ERIC Number: ED368171
Record Type: RIE
Publication Date: 1993-Sep
Reference Count: N/A
Sumerian: The Descendant of a Proto-Historical Creole? An Alternative Approach to the "Sumerian Problem." ROLIG-papir 51.
Problems in determining the origins of Sumerian, an ancient language, are described, and an alternative approach is examined. Sumerian was spoken in southern Iraq in the third millennium B.C. and later used by Babylonian and Assyrian scribes as a classical language. While early texts in Sumerian are considered a better reflection of the original language than are more recent texts, they offer no compelling evidence of the language's identity and the cuneiform in which they are written gives limited information about grammar, pronunciation, and vocabulary.

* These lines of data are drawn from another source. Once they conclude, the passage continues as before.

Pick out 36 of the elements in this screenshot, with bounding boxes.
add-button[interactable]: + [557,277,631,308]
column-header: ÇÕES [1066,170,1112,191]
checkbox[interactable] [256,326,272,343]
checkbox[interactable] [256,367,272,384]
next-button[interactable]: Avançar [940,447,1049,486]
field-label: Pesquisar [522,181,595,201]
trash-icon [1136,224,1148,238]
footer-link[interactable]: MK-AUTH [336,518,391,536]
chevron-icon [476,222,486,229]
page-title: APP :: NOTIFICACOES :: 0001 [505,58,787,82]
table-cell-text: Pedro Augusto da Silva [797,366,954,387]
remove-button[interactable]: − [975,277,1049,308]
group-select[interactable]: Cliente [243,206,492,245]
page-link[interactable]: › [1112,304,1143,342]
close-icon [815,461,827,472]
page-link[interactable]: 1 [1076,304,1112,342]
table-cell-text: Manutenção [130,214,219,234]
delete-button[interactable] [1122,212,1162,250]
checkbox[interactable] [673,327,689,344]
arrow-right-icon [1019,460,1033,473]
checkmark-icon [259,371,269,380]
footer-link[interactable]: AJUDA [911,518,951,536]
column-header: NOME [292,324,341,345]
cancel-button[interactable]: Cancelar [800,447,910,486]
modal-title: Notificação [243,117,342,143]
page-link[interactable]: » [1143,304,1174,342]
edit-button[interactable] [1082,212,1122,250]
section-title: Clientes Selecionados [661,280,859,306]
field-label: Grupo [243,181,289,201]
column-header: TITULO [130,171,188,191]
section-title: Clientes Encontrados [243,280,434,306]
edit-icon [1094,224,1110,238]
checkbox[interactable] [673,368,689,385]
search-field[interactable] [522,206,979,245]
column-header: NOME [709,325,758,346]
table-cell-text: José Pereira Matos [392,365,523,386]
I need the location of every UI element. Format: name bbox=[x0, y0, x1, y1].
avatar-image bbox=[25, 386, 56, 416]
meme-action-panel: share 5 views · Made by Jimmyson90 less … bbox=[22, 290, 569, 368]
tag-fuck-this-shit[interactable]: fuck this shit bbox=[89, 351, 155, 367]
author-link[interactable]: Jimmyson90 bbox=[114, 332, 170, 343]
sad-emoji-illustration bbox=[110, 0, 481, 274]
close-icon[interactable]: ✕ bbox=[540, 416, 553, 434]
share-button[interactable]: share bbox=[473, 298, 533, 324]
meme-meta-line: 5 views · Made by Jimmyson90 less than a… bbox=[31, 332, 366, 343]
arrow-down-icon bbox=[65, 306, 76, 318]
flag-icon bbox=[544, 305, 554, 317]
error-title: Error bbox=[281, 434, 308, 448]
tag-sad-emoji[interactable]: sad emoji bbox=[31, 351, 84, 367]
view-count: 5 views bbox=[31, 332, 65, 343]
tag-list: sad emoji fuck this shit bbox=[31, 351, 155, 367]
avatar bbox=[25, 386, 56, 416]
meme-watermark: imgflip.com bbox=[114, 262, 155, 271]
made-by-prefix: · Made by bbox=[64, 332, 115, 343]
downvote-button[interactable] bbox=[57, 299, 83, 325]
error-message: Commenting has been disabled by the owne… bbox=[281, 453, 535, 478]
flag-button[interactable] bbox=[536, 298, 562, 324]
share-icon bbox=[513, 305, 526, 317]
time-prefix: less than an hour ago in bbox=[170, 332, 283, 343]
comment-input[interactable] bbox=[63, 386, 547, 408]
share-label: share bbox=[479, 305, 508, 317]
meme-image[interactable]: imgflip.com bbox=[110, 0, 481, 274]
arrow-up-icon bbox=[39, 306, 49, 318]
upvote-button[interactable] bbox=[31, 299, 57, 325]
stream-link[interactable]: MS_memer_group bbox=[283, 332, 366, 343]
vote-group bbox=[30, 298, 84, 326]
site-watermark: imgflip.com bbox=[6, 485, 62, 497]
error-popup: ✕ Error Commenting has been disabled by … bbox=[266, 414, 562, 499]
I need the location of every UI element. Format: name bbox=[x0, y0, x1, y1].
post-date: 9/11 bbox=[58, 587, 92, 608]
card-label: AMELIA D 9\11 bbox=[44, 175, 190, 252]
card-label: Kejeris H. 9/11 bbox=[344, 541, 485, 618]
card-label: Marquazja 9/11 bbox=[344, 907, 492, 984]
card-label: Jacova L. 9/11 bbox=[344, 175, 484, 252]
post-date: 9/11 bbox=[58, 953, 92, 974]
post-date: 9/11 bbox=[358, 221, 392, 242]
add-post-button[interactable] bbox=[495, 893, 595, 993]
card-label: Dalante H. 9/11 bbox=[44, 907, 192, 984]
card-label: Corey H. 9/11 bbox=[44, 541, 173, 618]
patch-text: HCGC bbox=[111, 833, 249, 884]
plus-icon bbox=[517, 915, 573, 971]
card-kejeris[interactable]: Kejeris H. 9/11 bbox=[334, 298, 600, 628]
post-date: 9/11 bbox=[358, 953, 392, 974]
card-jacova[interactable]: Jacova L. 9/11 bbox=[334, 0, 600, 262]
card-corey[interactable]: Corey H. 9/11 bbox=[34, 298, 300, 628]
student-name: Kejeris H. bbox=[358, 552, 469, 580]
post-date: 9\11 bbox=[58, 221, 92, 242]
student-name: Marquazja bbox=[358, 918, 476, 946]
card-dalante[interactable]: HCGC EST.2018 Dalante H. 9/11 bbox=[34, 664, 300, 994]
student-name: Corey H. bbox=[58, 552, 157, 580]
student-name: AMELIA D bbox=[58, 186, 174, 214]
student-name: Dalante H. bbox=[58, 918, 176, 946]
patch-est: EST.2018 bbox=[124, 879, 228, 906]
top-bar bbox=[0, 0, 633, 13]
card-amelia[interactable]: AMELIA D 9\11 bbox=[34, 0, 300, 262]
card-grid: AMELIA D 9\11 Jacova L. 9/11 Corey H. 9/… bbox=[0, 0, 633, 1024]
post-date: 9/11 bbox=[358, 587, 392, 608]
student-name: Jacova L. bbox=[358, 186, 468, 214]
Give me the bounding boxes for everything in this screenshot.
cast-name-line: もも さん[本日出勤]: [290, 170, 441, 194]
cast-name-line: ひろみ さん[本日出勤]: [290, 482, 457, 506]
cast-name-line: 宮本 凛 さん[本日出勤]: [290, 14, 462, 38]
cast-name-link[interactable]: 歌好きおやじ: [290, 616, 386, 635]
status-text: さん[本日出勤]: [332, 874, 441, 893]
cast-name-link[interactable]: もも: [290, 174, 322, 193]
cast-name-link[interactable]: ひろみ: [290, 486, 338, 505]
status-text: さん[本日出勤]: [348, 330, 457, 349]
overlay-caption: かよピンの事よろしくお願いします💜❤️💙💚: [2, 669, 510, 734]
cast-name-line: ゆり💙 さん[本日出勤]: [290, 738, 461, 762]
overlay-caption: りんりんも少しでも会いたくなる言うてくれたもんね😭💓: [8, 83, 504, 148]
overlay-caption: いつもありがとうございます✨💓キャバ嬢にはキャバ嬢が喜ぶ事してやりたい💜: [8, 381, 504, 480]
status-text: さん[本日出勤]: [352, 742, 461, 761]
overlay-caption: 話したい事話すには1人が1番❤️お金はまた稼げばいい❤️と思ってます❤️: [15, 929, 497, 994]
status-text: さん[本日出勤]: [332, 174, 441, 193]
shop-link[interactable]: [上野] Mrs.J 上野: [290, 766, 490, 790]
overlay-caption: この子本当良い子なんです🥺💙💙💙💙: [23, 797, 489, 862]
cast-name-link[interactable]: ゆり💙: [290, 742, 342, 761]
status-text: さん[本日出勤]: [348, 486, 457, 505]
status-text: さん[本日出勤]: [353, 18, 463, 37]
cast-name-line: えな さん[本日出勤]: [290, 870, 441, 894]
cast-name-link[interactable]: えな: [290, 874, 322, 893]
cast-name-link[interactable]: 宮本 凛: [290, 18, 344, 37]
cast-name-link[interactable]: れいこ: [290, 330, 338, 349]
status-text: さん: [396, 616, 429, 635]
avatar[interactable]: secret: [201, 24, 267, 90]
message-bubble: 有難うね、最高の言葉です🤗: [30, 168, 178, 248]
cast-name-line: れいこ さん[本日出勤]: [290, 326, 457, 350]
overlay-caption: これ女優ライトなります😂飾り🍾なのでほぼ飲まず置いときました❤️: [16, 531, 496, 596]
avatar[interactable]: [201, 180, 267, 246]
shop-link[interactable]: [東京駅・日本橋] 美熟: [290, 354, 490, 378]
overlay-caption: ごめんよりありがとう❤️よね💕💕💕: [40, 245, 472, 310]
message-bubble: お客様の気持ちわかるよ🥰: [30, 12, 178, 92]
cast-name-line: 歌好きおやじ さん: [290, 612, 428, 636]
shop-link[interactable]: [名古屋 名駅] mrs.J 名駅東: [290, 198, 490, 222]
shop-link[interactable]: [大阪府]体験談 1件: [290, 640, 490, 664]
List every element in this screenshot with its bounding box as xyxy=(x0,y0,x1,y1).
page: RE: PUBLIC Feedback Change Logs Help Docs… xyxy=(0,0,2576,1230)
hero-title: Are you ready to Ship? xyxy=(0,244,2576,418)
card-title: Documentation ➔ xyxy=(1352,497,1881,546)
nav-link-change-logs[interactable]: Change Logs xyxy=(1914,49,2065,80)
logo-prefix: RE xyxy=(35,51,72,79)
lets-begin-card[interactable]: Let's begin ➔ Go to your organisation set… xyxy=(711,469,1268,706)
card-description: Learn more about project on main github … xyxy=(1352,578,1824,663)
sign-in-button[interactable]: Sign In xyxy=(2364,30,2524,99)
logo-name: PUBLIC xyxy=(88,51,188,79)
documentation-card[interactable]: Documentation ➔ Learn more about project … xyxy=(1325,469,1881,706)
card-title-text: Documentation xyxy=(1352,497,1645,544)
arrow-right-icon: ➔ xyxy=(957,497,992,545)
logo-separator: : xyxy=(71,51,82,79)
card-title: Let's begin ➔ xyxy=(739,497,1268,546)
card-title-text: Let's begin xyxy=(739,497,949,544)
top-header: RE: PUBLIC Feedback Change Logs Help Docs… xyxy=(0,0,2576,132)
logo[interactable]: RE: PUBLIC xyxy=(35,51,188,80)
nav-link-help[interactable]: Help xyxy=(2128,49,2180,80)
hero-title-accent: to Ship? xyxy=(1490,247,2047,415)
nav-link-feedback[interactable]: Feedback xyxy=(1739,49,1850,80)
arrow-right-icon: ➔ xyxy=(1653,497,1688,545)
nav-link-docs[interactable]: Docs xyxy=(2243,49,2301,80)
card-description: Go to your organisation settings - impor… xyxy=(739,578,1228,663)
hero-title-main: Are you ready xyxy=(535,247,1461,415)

The language was also linguistically isolated despite its historical importance. It is proposed that the Sumerian language may have evolved from a creole language in southern Iraq in the mid- to late fourth millennium B.C. Supporting evidence is drawn from written Sumerian text forms and from the evolution of other pidgins and creoles. Specific aspects of pidginization and creolization considered include common patterns in phonology, lexicon, sentence structure, gender and animacy, noun and nominal chain, adjectives, ergativity, verbs, and a number of minor features. Evidence of a pre-Sumerian form is also considered. This perspective is offered not as a final solution but as providing some insight into interpretation of Sumerian. (Contains 79 references.) (MSE)
Descriptors: Creoles, Diachronic Linguistics, Foreign Countries, Language Classification, Language Patterns, Linguistic Theory, Pidgins, Uncommonly Taught Languages, Written Language
ROLIG, hus 03.2.4, RUC, Postbox 260, 4000 Roskilde, Denmark.
Publication Type: Reports - Evaluative
Education Level: N/A
Authoring Institution: Roskilde Univ. Center (Denmark).